Jury’s still out? What jury?
Submitted by Debra Legg on Tuesday, 3 November 2009
2 Comments
For years, decades even, we've heard the pious preaching: Children should stay at home with a parent instead of being palmed off on a day care. Except no one ever said "parent" - they said "mom," because the anti-day care rants were just another way to criticize working women.
Then the recession hit - a downturn where men have accounted for 78 percent of the job losses. The U.S. Census Bureau has reported an increase in stay-at-home dads since 2002, a trend it says is due to the recession.
Is this "trend" a good thing? "The jury is out on that," one blogger proclaims in a post that has nothing to do with stay-at-home dads.
Um, what jury? Whose place is to judge an individual family's decisions, be they made freely or forced by economics. Unless those decisions involve physical or emotional abuse or neglect, it's really no one's business.
Oh, I forgot. It's the same jury that sentenced working mothers for years. Turns out, the jurors weren't really concerned that a parent stay home with the kids. They wanted to make sure that it was the mom, because women are better at that nurturing stuff and men are hard-wired as the bread winners.
It's actually more brain-washing than hard-wiring. Just watch a couple with a newborn baby and see which parent is offered more undermining "advice." The assumption, too often for this century, is that men shouldn't be trusted with their young.
Which is ridiculous. I know men who are far better parents than I am. I know other men who, with a little less criticism, could be far better parents than I am. And every man I've ever met has the potential to be just as nurturing and caring as, well, a mom.
Yes, men suffer ego blows when they lose their jobs because a great deal of their self-identity is build around their professions and their roles as bread winners. But women who lose their jobs go through the same thing.
Yes, it's a tricky transition from full-time worker to full-time homemaker. Women have to negotiate this as well.
Yes, a stay-at-home dad turns cultural traditions on their ears - and if a couple wants to travel that path together, more power to them.
So let's just dismiss the jurors. Their services really aren't needed.
Copyright 2009 Debra Legg. All rights reserved.






“Whose place is it to judge an individual family’s decision?” Well when you get laid off, it’s not a “decision” is it? You might want to rethink that. But as to the question of whether anyone has the right to criticize a family in which a father stays home, I would say definitely yes. The reason is, women, or specifically feminists have been criticizing families in which mothers stay home ever since Simone DeBeauvoir said housewives were parasites, about 60 years ago. That was followed by Betty Friedan, et al, joining in to insist that women could only be fulfilled, respected, independent individuals by having a career outside the home. So you see the jury is not out at all. We already know that men who stay at home are doomed to be miserable and unfulfilled because women have been telling us that that’s been true for them for the past 60 years or more. Surely you’re not suggesting that men and women are different? Because that’s the other thing that feminists have told us: that men and women are not different. So if you insist that women should be independent and have their own career we must insist the same for men.

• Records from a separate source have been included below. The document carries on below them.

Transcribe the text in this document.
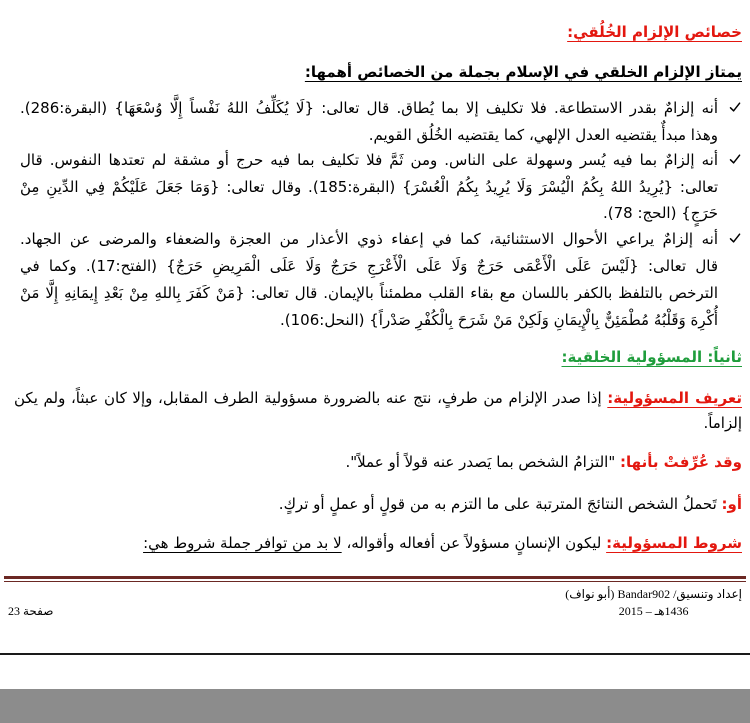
خصائص الإلزام الخُلُقي:
يمتاز الإلزام الخلقي في الإسلام بجملة من الخصائص أهمها:
أنه إلزامٌ بقدر الاستطاعة. فلا تكليف إلا بما يُطاق. قال تعالى: {لَا يُكَلِّفُ اللهُ نَفْساً إِلَّا وُسْعَهَا} (البقرة:286).
وهذا مبدأٌ يقتضيه العدل الإلهي، كما يقتضيه الخُلُق القويم.
أنه إلزامٌ بما فيه يُسر وسهولة على الناس. ومن ثَمَّ فلا تكليف بما فيه حرج أو مشقة لم تعتدها النفوس. قال
تعالى: {يُرِيدُ اللهُ بِكُمُ الْيُسْرَ وَلَا يُرِيدُ بِكُمُ الْعُسْرَ} (البقرة:185). وقال تعالى: {وَمَا جَعَلَ عَلَيْكُمْ فِي الدِّينِ مِنْ
حَرَجٍ} (الحج: 78).
أنه إلزامٌ يراعي الأحوال الاستثنائية، كما في إعفاء ذوي الأعذار من العجزة والضعفاء والمرضى عن الجهاد.
قال تعالى: {لَيْسَ عَلَى الْأَعْمَى حَرَجٌ وَلَا عَلَى الْأَعْرَجِ حَرَجٌ وَلَا عَلَى الْمَرِيضِ حَرَجٌ} (الفتح:17). وكما في
الترخص بالتلفظ بالكفر باللسان مع بقاء القلب مطمئناً بالإيمان. قال تعالى: {مَنْ كَفَرَ بِاللهِ مِنْ بَعْدِ إِيمَانِهِ إِلَّا مَنْ
أُكْرِهَ وَقَلْبُهُ مُطْمَئِنٌّ بِالْإِيمَانِ وَلَكِنْ مَنْ شَرَحَ بِالْكُفْرِ صَدْراً} (النحل:106).
ثانياً: المسؤولية الخلقية:
تعريف المسؤولية: إذا صدر الإلزام من طرفٍ، نتج عنه بالضرورة مسؤولية الطرف المقابل، وإلا كان عبثاً، ولم يكن
إلزاماً.
وقد عُرِّفتْ بأنها: "التزامُ الشخص بما يَصدر عنه قولاً أو عملاً".
أو: تَحملُ الشخص النتائجَ المترتبة على ما التزم به من قولٍ أو عملٍ أو تركٍ.
شروط المسؤولية: ليكون الإنسانٍ مسؤولاً عن أفعاله وأقواله، لا بد من توافر جملة شروط هي:
إعداد وتنسيق/ Bandar902 (أبو نواف)
1436هـ – 2015
صفحة 23
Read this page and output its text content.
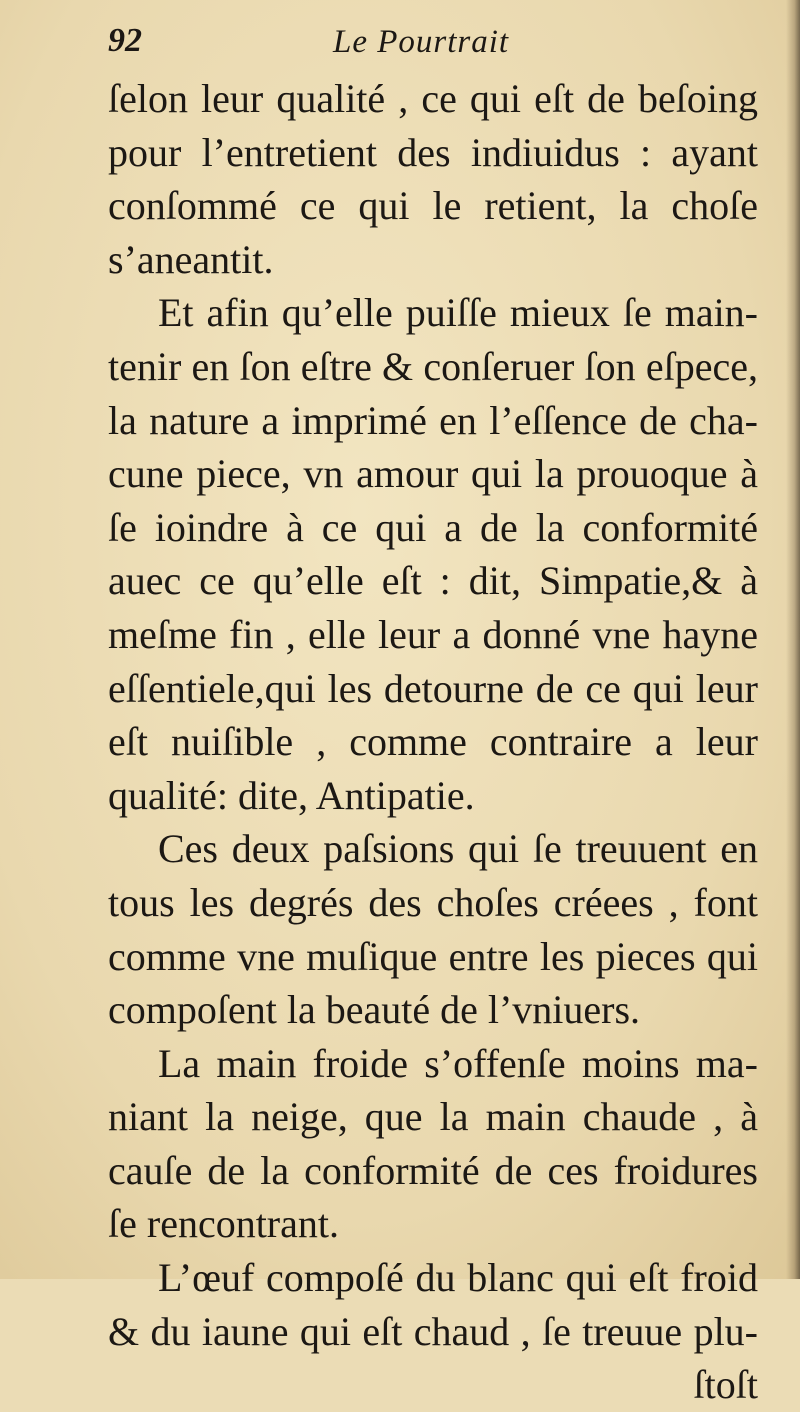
92	Le Pourtrait
ſelon leur qualité , ce qui eſt de beſoing
pour l’entretient des indiuidus : ayant
conſommé ce qui le retient, la choſe
s’aneantit.
Et afin qu’elle puiſſe mieux ſe main-
tenir en ſon eſtre & conſeruer ſon eſpece,
la nature a imprimé en l’eſſence de cha-
cune piece, vn amour qui la prouoque à
ſe ioindre à ce qui a de la conformité
auec ce qu’elle eſt : dit, Simpatie,& à
meſme fin , elle leur a donné vne hayne
eſſentiele,qui les detourne de ce qui leur
eſt nuiſible , comme contraire a leur
qualité: dite, Antipatie.
Ces deux paſsions qui ſe treuuent en
tous les degrés des choſes créees , font
comme vne muſique entre les pieces qui
compoſent la beauté de l’vniuers.
La main froide s’offenſe moins ma-
niant la neige, que la main chaude , à
cauſe de la conformité de ces froidures
ſe rencontrant.
L’œuf compoſé du blanc qui eſt froid
& du iaune qui eſt chaud , ſe treuue plu-
ſtoſt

And if a couple wants to travel the path of a stay at home MOM family, do you also say “more power to them”/
Actually, in the article I linked to, the husband wasn’t laid off. He decided to close his business because it wasn’t doing well in the current economy. As a result, the couple decided to take the kids out of day care and let them stay at home with their father. Most things in life involve a decision or choice – one option might be so unpalatable that it’s not a realistic possibility, but rejecting that option still involves making a decision. Besides, you cleverly left off a clause in quoting the post. The full sentence reads: “Whose place is to judge an individual family’s decisions, be they made freely or forced by economics.”
I wasn’t alive 60 years ago, so I really can’t be held accountable for what was said then. As far as Friedan – and I hadn’t been born yet when she wrote “The Feminine Mystique” – I believe her point was that being solely a homemaker could be stifling. Her argument was that women are just as capable as men of pursuing a number of professional options – and I wholeheartedly agree with that.
Interestingly, in a later book “The Second Stage,” Friedan addressed issues such as the social evolution of masculinity – how men’s roles would change as a result of changes in women’s roles. That’s where we are today.
And, yes, if a woman wants to be a stay-at-home mom, more power to her as well. I’ve said and written that many, many times. For me – and for many others today – feminism is about choices. Being strictly a stay-at-home mom is not the right thing for me – I’m an Army wife whose husband is headed to a war zone so abandoning a career that might be the sole source of support for my children would be incredibly irresponsible in my mind.
But if other women or men choose to stay at home, so be it. Whose place is it to judge? Not mine.